Justice

Cities Are Bracing for 2020 Census Chaos

The Supreme Court may decide the fate of the citizenship question that the Trump administration wants to add to the census.
Attorneys leave the federal courthouse in Greenbelt, Maryland, after a hearing on the federal government's motion to dismiss the NAACP lawsuit over concerns about the 2020 census.Michael Kunzelman/AP

The first federal court decision about the Trump administration’s efforts to add a citizenship question to the 2020 U.S. Census did not leave much room for debate. U.S. District Court Judge Jesse M. Furman’s 277-page ruling, described as “crystal clear” and “remarkably restrained” by constitutional scholars and lawyers, outlined what Furman called a “veritable smorgasbord” of administrative law violations by Commerce Secretary Wilbur Ross, who misled Congress when he said that the Department of Justice had originally requested the citizenship question.

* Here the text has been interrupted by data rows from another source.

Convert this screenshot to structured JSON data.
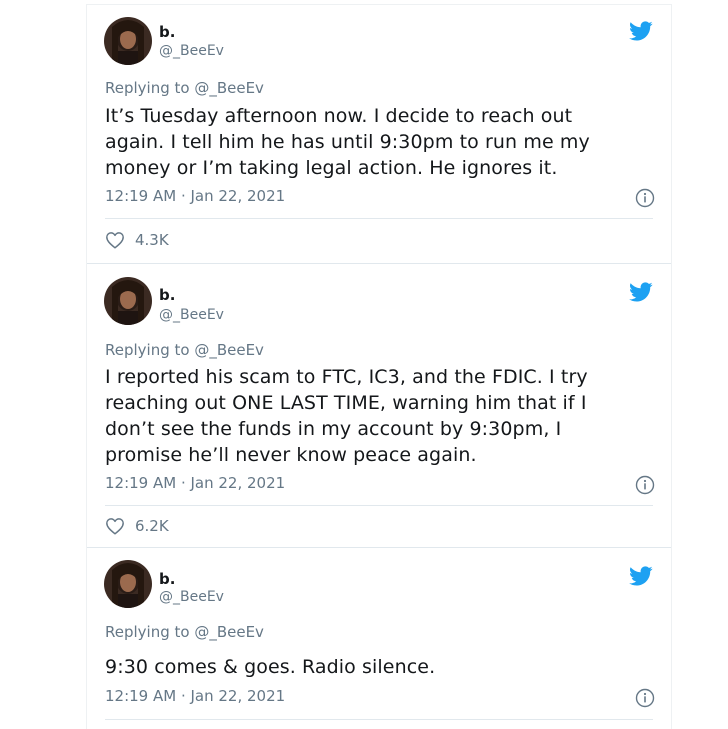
{
  "colors": {
    "twitter_blue": "#1da1f2",
    "secondary_text": "#657786",
    "primary_text": "#14171a"
  },
  "icons": {
    "brand": "twitter-bird-icon",
    "info": "info-icon",
    "like": "heart-icon"
  },
  "tweets": [
    {
      "name": "b.",
      "handle": "@_BeeEv",
      "replying_to": "Replying to @_BeeEv",
      "lines": [
        "It’s Tuesday afternoon now. I decide to reach out",
        "again. I tell him he has until 9:30pm to run me my",
        "money or I’m taking legal action. He ignores it."
      ],
      "timestamp": "12:19 AM · Jan 22, 2021",
      "likes": "4.3K"
    },
    {
      "name": "b.",
      "handle": "@_BeeEv",
      "replying_to": "Replying to @_BeeEv",
      "lines": [
        "I reported his scam to FTC, IC3, and the FDIC. I try",
        "reaching out ONE LAST TIME, warning him that if I",
        "don’t see the funds in my account by 9:30pm, I",
        "promise he’ll never know peace again."
      ],
      "timestamp": "12:19 AM · Jan 22, 2021",
      "likes": "6.2K"
    },
    {
      "name": "b.",
      "handle": "@_BeeEv",
      "replying_to": "Replying to @_BeeEv",
      "lines": [
        "9:30 comes & goes. Radio silence."
      ],
      "timestamp": "12:19 AM · Jan 22, 2021"
    }
  ]
}
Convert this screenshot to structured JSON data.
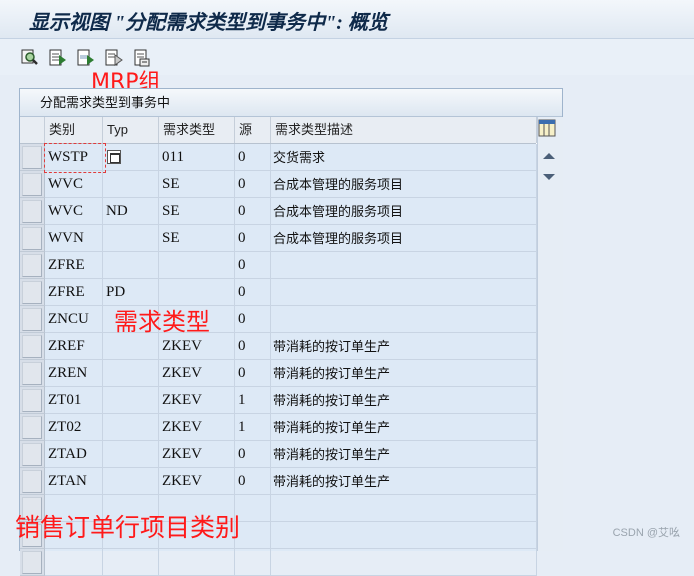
{
  "window": {
    "title": "显示视图 \"分配需求类型到事务中\": 概览"
  },
  "toolbar": {
    "buttons": [
      {
        "name": "details-button",
        "icon": "magnifier-icon"
      },
      {
        "name": "select-all-button",
        "icon": "select-all-icon"
      },
      {
        "name": "select-block-button",
        "icon": "select-block-icon"
      },
      {
        "name": "deselect-all-button",
        "icon": "deselect-icon"
      },
      {
        "name": "print-button",
        "icon": "print-icon"
      }
    ]
  },
  "annotations": {
    "mrp_group": "MRP组",
    "req_type": "需求类型",
    "item_category": "销售订单行项目类别"
  },
  "table": {
    "title": "分配需求类型到事务中",
    "columns": [
      "类别",
      "Typ",
      "需求类型",
      "源",
      "需求类型描述"
    ],
    "rows": [
      [
        "WSTP",
        "",
        "011",
        "0",
        "交货需求"
      ],
      [
        "WVC",
        "",
        "SE",
        "0",
        "合成本管理的服务项目"
      ],
      [
        "WVC",
        "ND",
        "SE",
        "0",
        "合成本管理的服务项目"
      ],
      [
        "WVN",
        "",
        "SE",
        "0",
        "合成本管理的服务项目"
      ],
      [
        "ZFRE",
        "",
        "",
        "0",
        ""
      ],
      [
        "ZFRE",
        "PD",
        "",
        "0",
        ""
      ],
      [
        "ZNCU",
        "",
        "",
        "0",
        ""
      ],
      [
        "ZREF",
        "",
        "ZKEV",
        "0",
        "带消耗的按订单生产"
      ],
      [
        "ZREN",
        "",
        "ZKEV",
        "0",
        "带消耗的按订单生产"
      ],
      [
        "ZT01",
        "",
        "ZKEV",
        "1",
        "带消耗的按订单生产"
      ],
      [
        "ZT02",
        "",
        "ZKEV",
        "1",
        "带消耗的按订单生产"
      ],
      [
        "ZTAD",
        "",
        "ZKEV",
        "0",
        "带消耗的按订单生产"
      ],
      [
        "ZTAN",
        "",
        "ZKEV",
        "0",
        "带消耗的按订单生产"
      ],
      [
        "",
        "",
        "",
        "",
        ""
      ],
      [
        "",
        "",
        "",
        "",
        ""
      ],
      [
        "",
        "",
        "",
        "",
        ""
      ]
    ]
  },
  "watermark": "CSDN @艾吆",
  "colors": {
    "accent": "#0f2a4a",
    "annotation": "#ff1a1a",
    "grid_bg": "#dde9f6"
  }
}
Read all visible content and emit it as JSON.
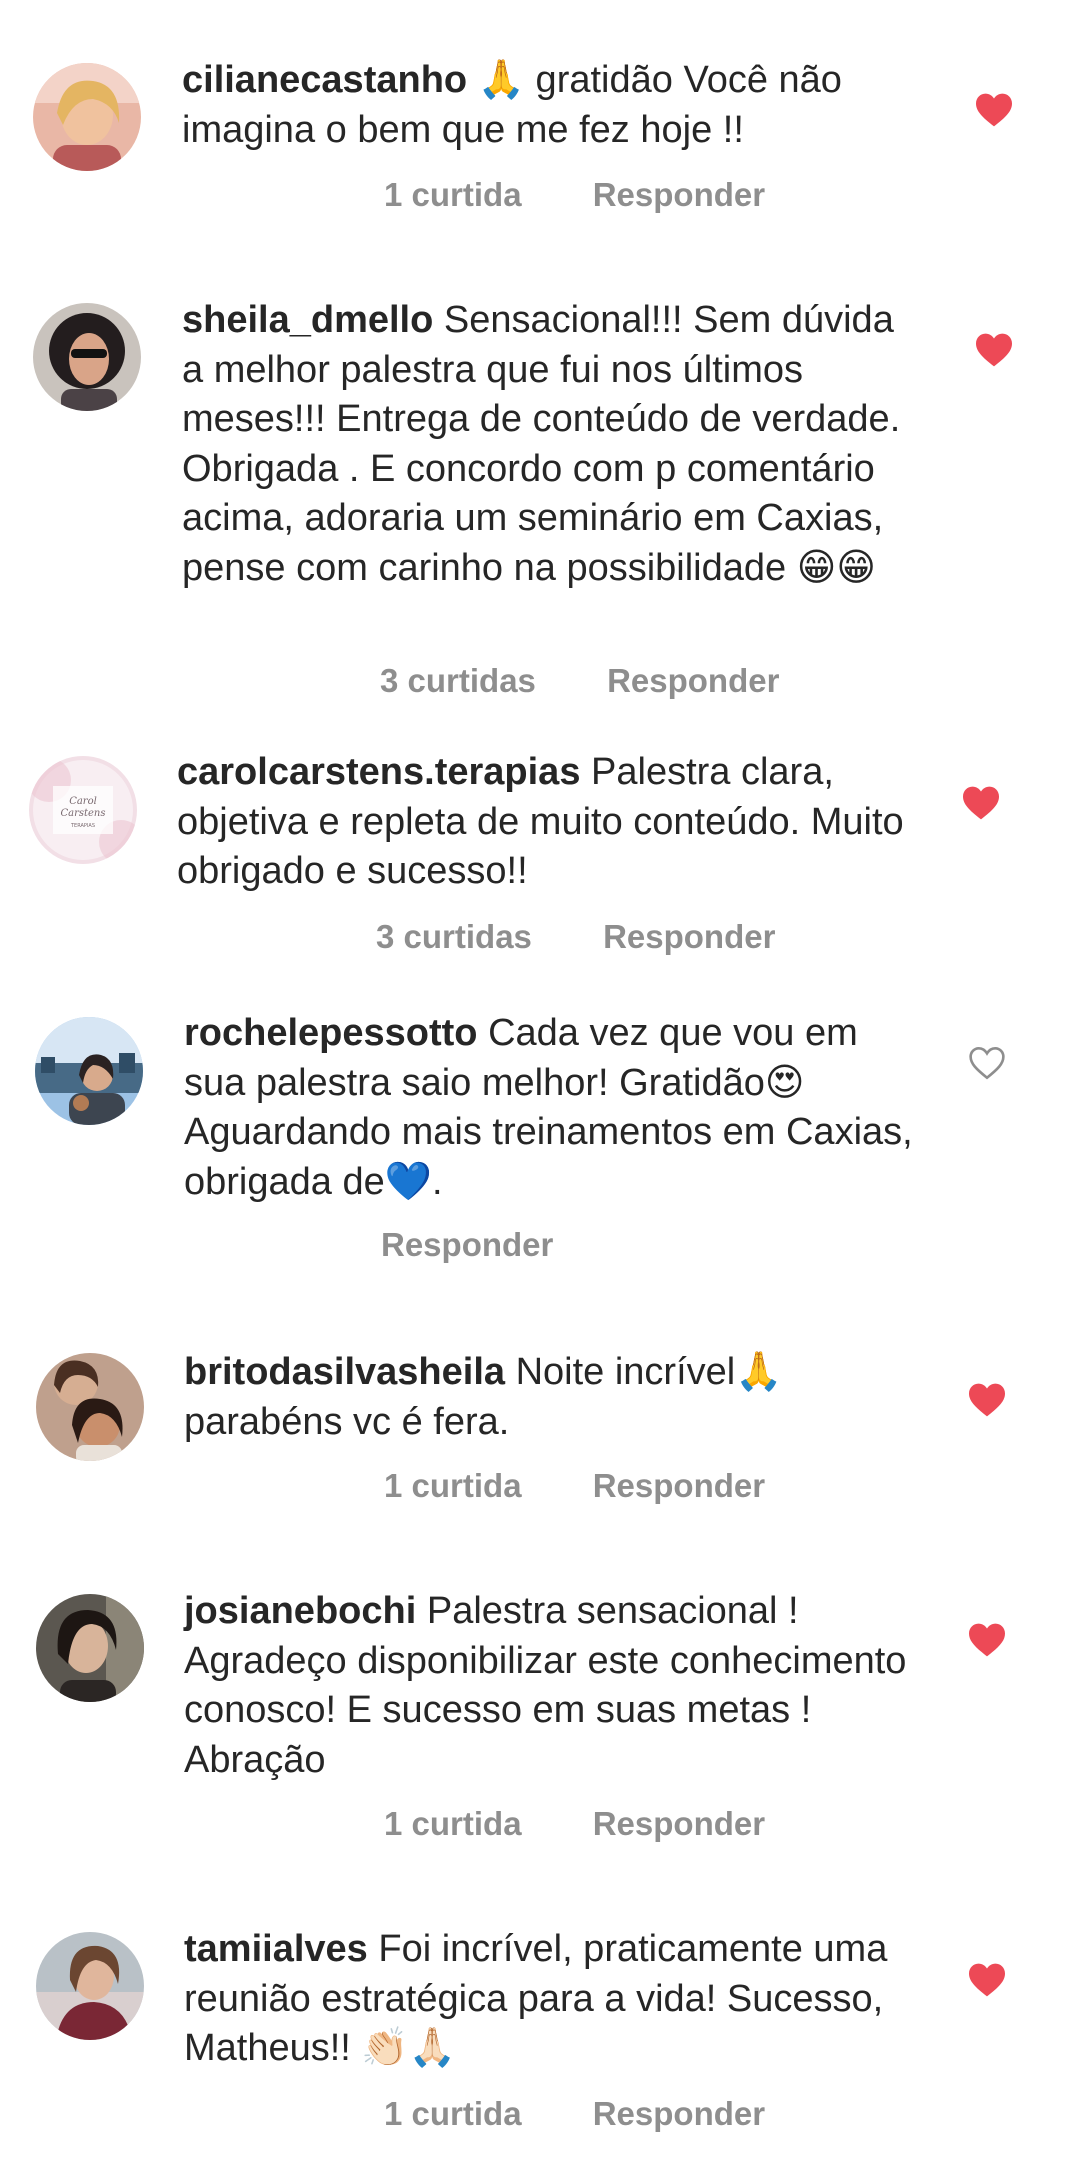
{
  "colors": {
    "like_red": "#ed4956",
    "meta_gray": "#8e8e8e",
    "text": "#262626"
  },
  "comments": [
    {
      "username": "cilianecastanho",
      "text": "🙏 gratidão Você não imagina o bem que me fez hoje !!",
      "likes": "1 curtida",
      "reply": "Responder",
      "liked": true
    },
    {
      "username": "sheila_dmello",
      "text": "Sensacional!!! Sem dúvida a melhor palestra que fui nos últimos meses!!! Entrega de conteúdo de verdade. Obrigada . E concordo com p comentário acima, adoraria um seminário em Caxias, pense com carinho na possibilidade 😁😁",
      "likes": "3 curtidas",
      "reply": "Responder",
      "liked": true
    },
    {
      "username": "carolcarstens.terapias",
      "text": "Palestra clara, objetiva e repleta de muito conteúdo. Muito obrigado e sucesso!!",
      "likes": "3 curtidas",
      "reply": "Responder",
      "liked": true,
      "avatar_text": [
        "Carol",
        "Carstens",
        "TERAPIAS"
      ]
    },
    {
      "username": "rochelepessotto",
      "text": "Cada vez que vou em sua palestra saio melhor! Gratidão😍 Aguardando mais treinamentos em Caxias, obrigada de💙.",
      "likes": "",
      "reply": "Responder",
      "liked": false
    },
    {
      "username": "britodasilvasheila",
      "text": "Noite incrível🙏 parabéns vc é fera.",
      "likes": "1 curtida",
      "reply": "Responder",
      "liked": true
    },
    {
      "username": "josianebochi",
      "text": "Palestra sensacional ! Agradeço disponibilizar este conhecimento conosco! E sucesso em suas metas ! Abração",
      "likes": "1 curtida",
      "reply": "Responder",
      "liked": true
    },
    {
      "username": "tamiialves",
      "text": "Foi incrível, praticamente uma reunião estratégica para a vida! Sucesso, Matheus!! 👏🏻🙏🏻",
      "likes": "1 curtida",
      "reply": "Responder",
      "liked": true
    }
  ]
}
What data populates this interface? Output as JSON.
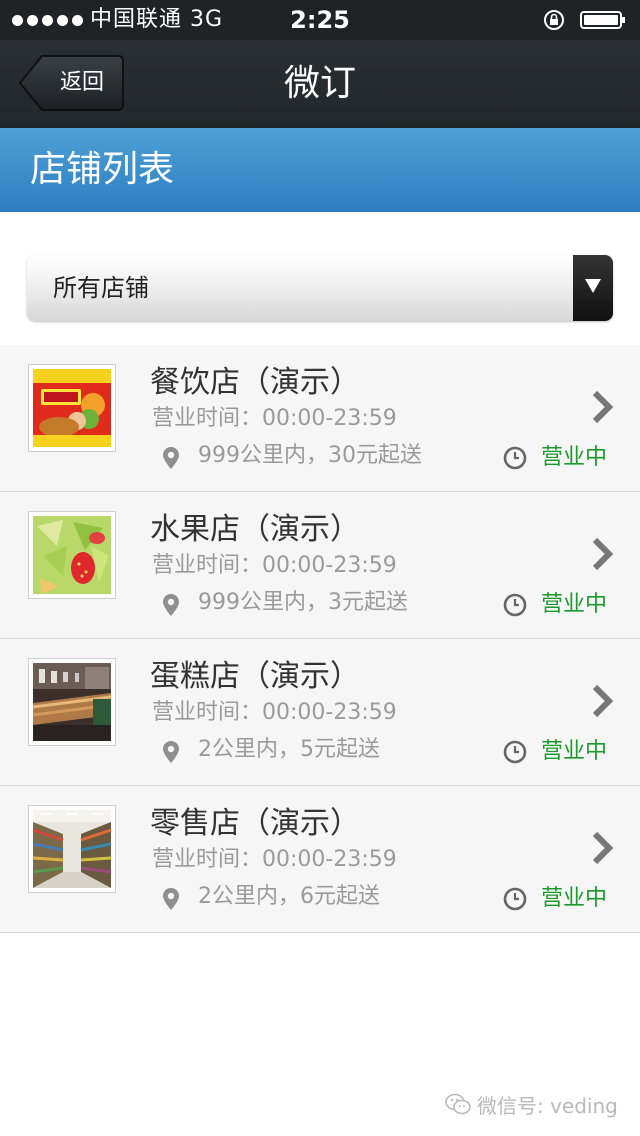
{
  "status_bar": {
    "carrier": "中国联通 3G",
    "time": "2:25"
  },
  "nav": {
    "back_label": "返回",
    "title": "微订"
  },
  "section": {
    "title": "店铺列表"
  },
  "filter": {
    "selected": "所有店铺"
  },
  "stores": [
    {
      "name": "餐饮店（演示）",
      "hours": "营业时间：00:00-23:59",
      "delivery": "999公里内，30元起送",
      "status": "营业中",
      "thumb_icon": "restaurant-food-image"
    },
    {
      "name": "水果店（演示）",
      "hours": "营业时间：00:00-23:59",
      "delivery": "999公里内，3元起送",
      "status": "营业中",
      "thumb_icon": "fruit-salad-image"
    },
    {
      "name": "蛋糕店（演示）",
      "hours": "营业时间：00:00-23:59",
      "delivery": "2公里内，5元起送",
      "status": "营业中",
      "thumb_icon": "bakery-shop-image"
    },
    {
      "name": "零售店（演示）",
      "hours": "营业时间：00:00-23:59",
      "delivery": "2公里内，6元起送",
      "status": "营业中",
      "thumb_icon": "supermarket-aisle-image"
    }
  ],
  "watermark": {
    "text": "微信号: veding"
  },
  "colors": {
    "nav_background": "#22272a",
    "section_header": "#3a8fce",
    "status_open": "#1c9a2b",
    "secondary_text": "#9a9a9a"
  }
}
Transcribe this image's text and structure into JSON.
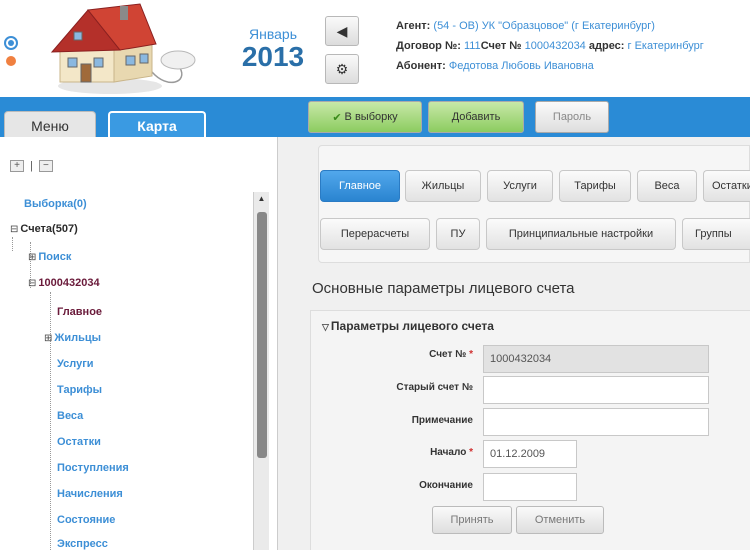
{
  "header": {
    "month": "Январь",
    "year": "2013",
    "nav_prev_icon": "triangle-left-icon",
    "settings_icon": "gear-icon",
    "info": {
      "agent_label": "Агент:",
      "agent_value": "(54 - ОВ) УК \"Образцовое\" (г Екатеринбург)",
      "contract_label": "Договор №:",
      "contract_value": "111",
      "account_label": "Счет №",
      "account_value": "1000432034",
      "address_label": "адрес:",
      "address_value": "г Екатеринбург",
      "subscriber_label": "Абонент:",
      "subscriber_value": "Федотова Любовь Ивановна"
    }
  },
  "left": {
    "tabs": {
      "menu": "Меню",
      "karta": "Карта"
    },
    "tree_controls": {
      "expand": "+",
      "separator": "|",
      "collapse": "−"
    },
    "tree": {
      "vyborka": "Выборка(0)",
      "scheta": "Счета(507)",
      "poisk": "Поиск",
      "account": "1000432034",
      "items": [
        "Главное",
        "Жильцы",
        "Услуги",
        "Тарифы",
        "Веса",
        "Остатки",
        "Поступления",
        "Начисления",
        "Состояние",
        "Экспресс"
      ]
    }
  },
  "toolbar": {
    "to_selection": "В выборку",
    "add": "Добавить",
    "password": "Пароль"
  },
  "page_tabs": {
    "row1": [
      "Главное",
      "Жильцы",
      "Услуги",
      "Тарифы",
      "Веса",
      "Остатки"
    ],
    "row2": [
      "Перерасчеты",
      "ПУ",
      "Принципиальные настройки",
      "Группы"
    ]
  },
  "section_title": "Основные параметры лицевого счета",
  "form": {
    "legend": "Параметры лицевого счета",
    "account_label": "Счет №",
    "account_value": "1000432034",
    "old_account_label": "Старый счет №",
    "note_label": "Примечание",
    "start_label": "Начало",
    "start_value": "01.12.2009",
    "end_label": "Окончание",
    "required_mark": "*",
    "apply": "Принять",
    "cancel": "Отменить"
  },
  "colors": {
    "accent": "#2a8bd6",
    "link": "#3d8fd6",
    "tree_dark": "#6a1a3a",
    "green_button": "#8ccc60"
  }
}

But this court’s decision won’t be the last word in the matter. On Tuesday, a federal court in Maryland began hearing a suit brought forward by the Mexican American Legal Defense and Educational Fund and Asian Americans Advancing Justice that argues that Ross, President Donald Trump, former Kansas Secretary of State Kris Kobach, and former White House advisor Stephen Bannon conspired to deprive minorities of equal representation. That’s just one of eight pending challenges (not counting appeals) over the citizenship question.